Au niveau suisse, c'est plus de 200000 allocations qui sont actuellement versées - en francs suisses - à l'étranger, soit un demi-milliard qui sort du circuit économique helvétique. La LAFam entraînera une augmentation du montant versé à l'étranger de 100 millions de francs environ. Enfin, il faut savoir qu'il est très difficile de contrôler aux quatre coins du monde si les exigences légales en matière de formation professionnelle et de filiation sont respectées.
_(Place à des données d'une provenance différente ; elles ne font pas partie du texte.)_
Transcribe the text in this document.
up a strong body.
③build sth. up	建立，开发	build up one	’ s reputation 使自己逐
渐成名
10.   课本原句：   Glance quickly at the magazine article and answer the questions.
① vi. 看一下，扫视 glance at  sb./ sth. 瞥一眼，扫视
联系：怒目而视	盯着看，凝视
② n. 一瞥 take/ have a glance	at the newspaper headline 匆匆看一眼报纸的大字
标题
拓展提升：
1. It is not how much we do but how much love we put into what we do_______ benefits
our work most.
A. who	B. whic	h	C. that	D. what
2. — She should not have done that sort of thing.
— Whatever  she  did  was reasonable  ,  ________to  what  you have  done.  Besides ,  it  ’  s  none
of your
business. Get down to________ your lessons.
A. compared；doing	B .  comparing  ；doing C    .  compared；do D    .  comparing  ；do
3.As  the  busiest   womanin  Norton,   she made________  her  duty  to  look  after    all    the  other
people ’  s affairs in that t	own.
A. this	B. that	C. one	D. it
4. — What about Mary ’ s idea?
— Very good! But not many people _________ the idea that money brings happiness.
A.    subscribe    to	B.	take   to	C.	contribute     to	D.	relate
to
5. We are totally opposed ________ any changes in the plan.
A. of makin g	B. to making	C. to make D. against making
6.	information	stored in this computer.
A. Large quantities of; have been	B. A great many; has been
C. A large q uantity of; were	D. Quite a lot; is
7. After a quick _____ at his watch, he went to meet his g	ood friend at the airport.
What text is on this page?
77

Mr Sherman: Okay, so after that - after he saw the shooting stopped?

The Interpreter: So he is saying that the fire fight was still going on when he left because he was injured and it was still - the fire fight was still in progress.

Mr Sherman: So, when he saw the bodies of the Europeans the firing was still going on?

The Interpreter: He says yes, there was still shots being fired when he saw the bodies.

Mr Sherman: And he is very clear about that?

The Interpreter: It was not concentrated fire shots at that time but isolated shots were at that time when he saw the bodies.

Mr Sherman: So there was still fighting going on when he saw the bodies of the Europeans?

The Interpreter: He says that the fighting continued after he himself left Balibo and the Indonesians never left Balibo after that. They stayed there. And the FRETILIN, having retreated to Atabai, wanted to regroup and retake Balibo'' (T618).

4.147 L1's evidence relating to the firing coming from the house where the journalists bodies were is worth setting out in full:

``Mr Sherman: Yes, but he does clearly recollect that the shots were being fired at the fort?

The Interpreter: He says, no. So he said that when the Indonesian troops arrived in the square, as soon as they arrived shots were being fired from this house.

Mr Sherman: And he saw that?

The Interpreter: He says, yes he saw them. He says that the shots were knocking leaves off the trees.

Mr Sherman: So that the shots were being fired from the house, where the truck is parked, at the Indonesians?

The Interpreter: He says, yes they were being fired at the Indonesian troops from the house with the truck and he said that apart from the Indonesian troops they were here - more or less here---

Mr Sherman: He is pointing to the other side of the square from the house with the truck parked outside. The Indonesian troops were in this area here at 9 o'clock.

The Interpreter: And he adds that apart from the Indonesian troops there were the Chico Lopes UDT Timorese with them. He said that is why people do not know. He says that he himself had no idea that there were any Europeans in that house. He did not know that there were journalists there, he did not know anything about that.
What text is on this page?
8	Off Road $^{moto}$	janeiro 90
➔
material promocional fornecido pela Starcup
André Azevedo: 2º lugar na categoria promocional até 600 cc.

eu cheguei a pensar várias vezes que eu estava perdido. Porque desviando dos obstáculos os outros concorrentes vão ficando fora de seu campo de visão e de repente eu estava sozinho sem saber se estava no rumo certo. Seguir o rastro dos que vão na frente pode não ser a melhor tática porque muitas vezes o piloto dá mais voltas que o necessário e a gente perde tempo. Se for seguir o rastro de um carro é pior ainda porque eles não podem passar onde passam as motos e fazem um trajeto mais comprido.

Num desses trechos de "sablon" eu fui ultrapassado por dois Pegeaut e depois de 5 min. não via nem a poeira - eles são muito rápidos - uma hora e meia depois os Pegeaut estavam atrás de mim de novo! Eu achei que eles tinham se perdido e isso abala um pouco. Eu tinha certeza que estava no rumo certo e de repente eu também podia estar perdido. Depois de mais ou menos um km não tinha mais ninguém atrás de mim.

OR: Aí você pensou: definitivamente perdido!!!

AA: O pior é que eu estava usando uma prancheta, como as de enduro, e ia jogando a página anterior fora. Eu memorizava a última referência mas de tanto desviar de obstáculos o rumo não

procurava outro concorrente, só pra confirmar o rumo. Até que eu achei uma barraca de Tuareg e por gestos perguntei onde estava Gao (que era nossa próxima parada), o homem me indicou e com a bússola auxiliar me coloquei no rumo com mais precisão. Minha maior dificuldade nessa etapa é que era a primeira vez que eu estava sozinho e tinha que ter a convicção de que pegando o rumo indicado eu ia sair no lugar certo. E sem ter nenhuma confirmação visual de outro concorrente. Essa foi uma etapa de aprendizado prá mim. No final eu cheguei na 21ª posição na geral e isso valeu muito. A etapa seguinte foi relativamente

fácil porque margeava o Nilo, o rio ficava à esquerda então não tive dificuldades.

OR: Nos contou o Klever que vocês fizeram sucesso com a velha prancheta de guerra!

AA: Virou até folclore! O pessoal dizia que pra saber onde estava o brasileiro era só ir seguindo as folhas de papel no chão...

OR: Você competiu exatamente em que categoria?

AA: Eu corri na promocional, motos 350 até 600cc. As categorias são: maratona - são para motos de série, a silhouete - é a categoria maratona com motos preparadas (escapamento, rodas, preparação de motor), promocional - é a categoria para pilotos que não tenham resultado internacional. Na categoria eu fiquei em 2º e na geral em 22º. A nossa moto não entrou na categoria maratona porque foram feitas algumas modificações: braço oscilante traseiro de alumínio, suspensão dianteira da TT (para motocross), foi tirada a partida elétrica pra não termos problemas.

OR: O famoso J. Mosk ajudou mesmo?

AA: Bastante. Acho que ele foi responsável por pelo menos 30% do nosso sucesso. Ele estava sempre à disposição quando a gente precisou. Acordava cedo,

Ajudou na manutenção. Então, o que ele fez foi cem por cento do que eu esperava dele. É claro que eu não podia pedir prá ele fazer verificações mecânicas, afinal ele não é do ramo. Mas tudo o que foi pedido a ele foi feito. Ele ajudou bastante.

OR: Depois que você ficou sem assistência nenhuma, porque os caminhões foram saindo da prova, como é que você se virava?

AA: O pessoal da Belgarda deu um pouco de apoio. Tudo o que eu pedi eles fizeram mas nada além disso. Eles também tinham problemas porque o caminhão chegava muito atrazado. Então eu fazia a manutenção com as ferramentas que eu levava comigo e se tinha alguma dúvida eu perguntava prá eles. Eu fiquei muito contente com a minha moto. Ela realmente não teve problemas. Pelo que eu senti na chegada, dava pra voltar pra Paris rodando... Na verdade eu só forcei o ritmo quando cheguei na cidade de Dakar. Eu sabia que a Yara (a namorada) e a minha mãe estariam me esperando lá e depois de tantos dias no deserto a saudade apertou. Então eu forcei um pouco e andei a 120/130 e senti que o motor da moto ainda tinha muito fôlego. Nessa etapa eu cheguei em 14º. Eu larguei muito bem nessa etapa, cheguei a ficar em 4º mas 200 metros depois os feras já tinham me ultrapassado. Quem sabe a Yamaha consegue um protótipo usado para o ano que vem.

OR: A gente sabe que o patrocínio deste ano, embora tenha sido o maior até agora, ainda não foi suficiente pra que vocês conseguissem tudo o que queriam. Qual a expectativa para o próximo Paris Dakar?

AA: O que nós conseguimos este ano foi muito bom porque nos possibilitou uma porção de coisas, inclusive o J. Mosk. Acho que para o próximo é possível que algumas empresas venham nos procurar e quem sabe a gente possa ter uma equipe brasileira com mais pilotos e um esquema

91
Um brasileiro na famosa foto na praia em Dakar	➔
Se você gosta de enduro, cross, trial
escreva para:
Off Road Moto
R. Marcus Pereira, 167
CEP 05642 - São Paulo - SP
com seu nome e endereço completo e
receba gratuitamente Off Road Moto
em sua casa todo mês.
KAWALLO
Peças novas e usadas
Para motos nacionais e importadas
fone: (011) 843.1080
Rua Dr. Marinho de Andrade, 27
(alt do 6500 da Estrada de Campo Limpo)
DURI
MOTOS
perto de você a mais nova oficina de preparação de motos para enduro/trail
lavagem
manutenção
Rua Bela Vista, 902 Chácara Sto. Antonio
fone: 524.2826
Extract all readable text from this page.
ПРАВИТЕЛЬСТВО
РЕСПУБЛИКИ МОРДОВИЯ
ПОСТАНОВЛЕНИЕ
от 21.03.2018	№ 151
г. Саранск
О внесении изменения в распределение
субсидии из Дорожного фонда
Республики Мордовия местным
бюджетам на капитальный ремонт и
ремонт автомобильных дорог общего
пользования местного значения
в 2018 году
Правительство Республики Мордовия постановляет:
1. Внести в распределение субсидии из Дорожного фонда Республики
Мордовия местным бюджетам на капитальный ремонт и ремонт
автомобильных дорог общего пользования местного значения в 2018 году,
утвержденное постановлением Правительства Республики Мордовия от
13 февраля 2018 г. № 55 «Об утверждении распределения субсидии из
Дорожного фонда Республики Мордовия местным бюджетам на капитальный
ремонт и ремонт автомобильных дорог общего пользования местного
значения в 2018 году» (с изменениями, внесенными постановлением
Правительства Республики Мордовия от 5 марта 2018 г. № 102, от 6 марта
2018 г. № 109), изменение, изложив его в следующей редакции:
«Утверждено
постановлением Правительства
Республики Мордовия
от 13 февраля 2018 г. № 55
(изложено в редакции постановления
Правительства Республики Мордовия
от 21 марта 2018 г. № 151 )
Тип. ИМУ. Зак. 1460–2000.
La loi fédérale prévoit, il est vrai, la possibilité de déterminer le montant à verser en tenant compte du pouvoir d'achat dans le pays de domicile des enfants à l'étranger. Toutefois, ceci est largement un leurre dans la mesure où, pour les pays de l'Union européenne, de l'AELE, et ceux signataires d'une convention de sécurité sociale avec la Suisse (à ce jour, plus de trente conventions signées), il ne sera pas possible de tenir compte du pouvoir d'achat précité. Il faudra donc verser des allocations pleines et entières. Enfin, il ne se passe plus un jour sans que les partisans de la LAFam mettent en relation enfant et risque de pauvreté. Cela devient indécent. Il n'est plus question de bonheur d'être parent, mais uniquement de risque! S'il est vrai que certaines familles vivent dans des conditions, notamment financières, difficiles, il est tout aussi vrai que les allocations familiales n'ont jamais eu pour vocation de couvrir l'entier des coûts d'un enfant. Il s'agit, comme déjà mentionné, d'un complément de salaire, pour l'instant financé par les employeurs (sauf dans le canton du Valais). Pour aider efficacement les familles, il faut instaurer des conditions-cadres qui facilitent la conciliation de la vie de famille avec la vie professionnelle et qui permettent d'alléger la charge fiscale supportée par ces dernières.

Il faut absolument refuser un projet, à première vue attractif, mais qui, en réalité, est trompeur et remet profondément en cause, quoi qu'en disent certains, un système qui fonctionne et qui a largement fait ses preuves depuis longtemps.